Hispanic, black, Asian and other House lawmakers backing immigration overhaul called Tuesday for legalizing illegal immigrants in the U.S., despite a weakened economy and joblessness.
The coalition of lawmakers said Tuesday immigration reform can protect American workers as well as bring into the mainstream economy productive immigrant workers who have lived in the shadows because of their illegal status.
"For those who say that given the state of our economy, given the unemployment rate, this is not the time, I would say to you there is no wrong or right time. There is a moral obligation," said Rep. Nydia Velazquez, D-N.Y., chairwoman of the Congressional Hispanic Caucus.
Rep. Luis Gutierrez, D-Ill., who has become a leader of a multiethnic coalition of immigration reform backers, said immigration reform opponents "will use it as a wedge issue and will blame everything from unemployment to rising health care costs on immigrants."
"The immigrant blame game is constant," Gutierrez told a packed Capitol Hill news conference.
Immigration reform also means tougher penalties for employers who hire illegal workers, rules requiring foreign investors given U.S. visas to create jobs in this country, restrictions on hiring of foreign workers, he said.
Although there has been a report of a better-than-expected increase in production in the U.S. economy, experts say it remains weak and recovery continues to be slow.
That has led some to suggest that early next year _ as some are expecting _ is not the time to bring up immigration reform and certainly not to legalize illegal immigrants.

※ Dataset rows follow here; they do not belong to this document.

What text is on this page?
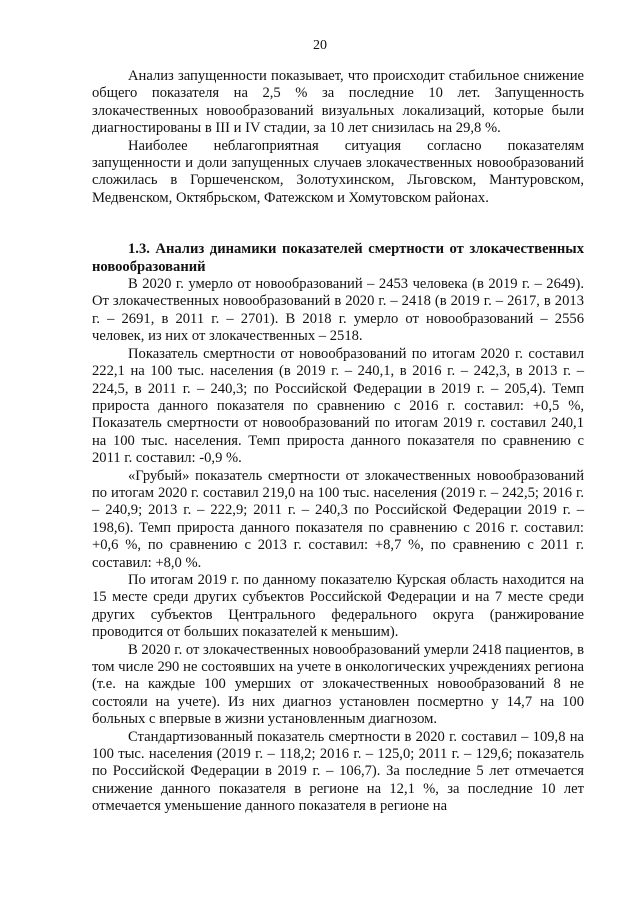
20

Анализ запущенности показывает, что происходит стабильное снижение общего показателя на 2,5 % за последние 10 лет. Запущенность злокачественных новообразований визуальных локализаций, которые были диагностированы в III и IV стадии, за 10 лет снизилась на 29,8 %.

Наиболее неблагоприятная ситуация согласно показателям запущенности и доли запущенных случаев злокачественных новообразований сложилась в Горшеченском, Золотухинском, Льговском, Мантуровском, Медвенском, Октябрьском, Фатежском и Хомутовском районах.

1.3. Анализ динамики показателей смертности от злокачественных новообразований

В 2020 г. умерло от новообразований – 2453 человека (в 2019 г. – 2649). От злокачественных новообразований в 2020 г. – 2418 (в 2019 г. – 2617, в 2013 г. – 2691, в 2011 г. – 2701). В 2018 г. умерло от новообразований – 2556 человек, из них от злокачественных – 2518.

Показатель смертности от новообразований по итогам 2020 г. составил 222,1 на 100 тыс. населения (в 2019 г. – 240,1, в 2016 г. – 242,3, в 2013 г. – 224,5, в 2011 г. – 240,3; по Российской Федерации в 2019 г. – 205,4). Темп прироста данного показателя по сравнению с 2016 г. составил: +0,5 %, Показатель смертности от новообразований по итогам 2019 г. составил 240,1 на 100 тыс. населения. Темп прироста данного показателя по сравнению с 2011 г. составил: -0,9 %.

«Грубый» показатель смертности от злокачественных новообразований по итогам 2020 г. составил 219,0 на 100 тыс. населения (2019 г. – 242,5; 2016 г. – 240,9; 2013 г. – 222,9; 2011 г. – 240,3 по Российской Федерации 2019 г. – 198,6). Темп прироста данного показателя по сравнению с 2016 г. составил: +0,6 %, по сравнению с 2013 г. составил: +8,7 %, по сравнению с 2011 г. составил: +8,0 %.

По итогам 2019 г. по данному показателю Курская область находится на 15 месте среди других субъектов Российской Федерации и на 7 месте среди других субъектов Центрального федерального округа (ранжирование проводится от больших показателей к меньшим).

В 2020 г. от злокачественных новообразований умерли 2418 пациентов, в том числе 290 не состоявших на учете в онкологических учреждениях региона (т.е. на каждые 100 умерших от злокачественных новообразований 8 не состояли на учете). Из них диагноз установлен посмертно у 14,7 на 100 больных с впервые в жизни установленным диагнозом.

Стандартизованный показатель смертности в 2020 г. составил – 109,8 на 100 тыс. населения (2019 г. – 118,2; 2016 г. – 125,0; 2011 г. – 129,6; показатель по Российской Федерации в 2019 г. – 106,7). За последние 5 лет отмечается снижение данного показателя в регионе на 12,1 %, за последние 10 лет отмечается уменьшение данного показателя в регионе на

"Illegal immigrants currently occupy 8 million jobs. Those stolen jobs rightfully belong to citizens and legal immigrants. We could cut the unemployment rate in half simply by enforcing immigration laws!" said Texas Rep. Lamar Smith, the top Republican on the House Judiciary Committee.
An immigration reform bill proposed by Gutierrez seeks to legalize undocumented immigrants by requiring them to register with the federal government, pay a $500 fine for each adult, learn English, pass background checks and meet other requirements. They then are eligible for a six-year visa and when that is done a green card.
It contains numerous other proposals.
The bill was unveiled Tuesday, but lawmakers acknowledged the Senate will vote first. There is some skepticism whether Democrats will be willing to take up immigration reform early next year so soon after a tough health care debate and with 2010 elections gearing up.
"What we are doing is getting ready so when they are done with their work, we can quickly act," Gutierrez said.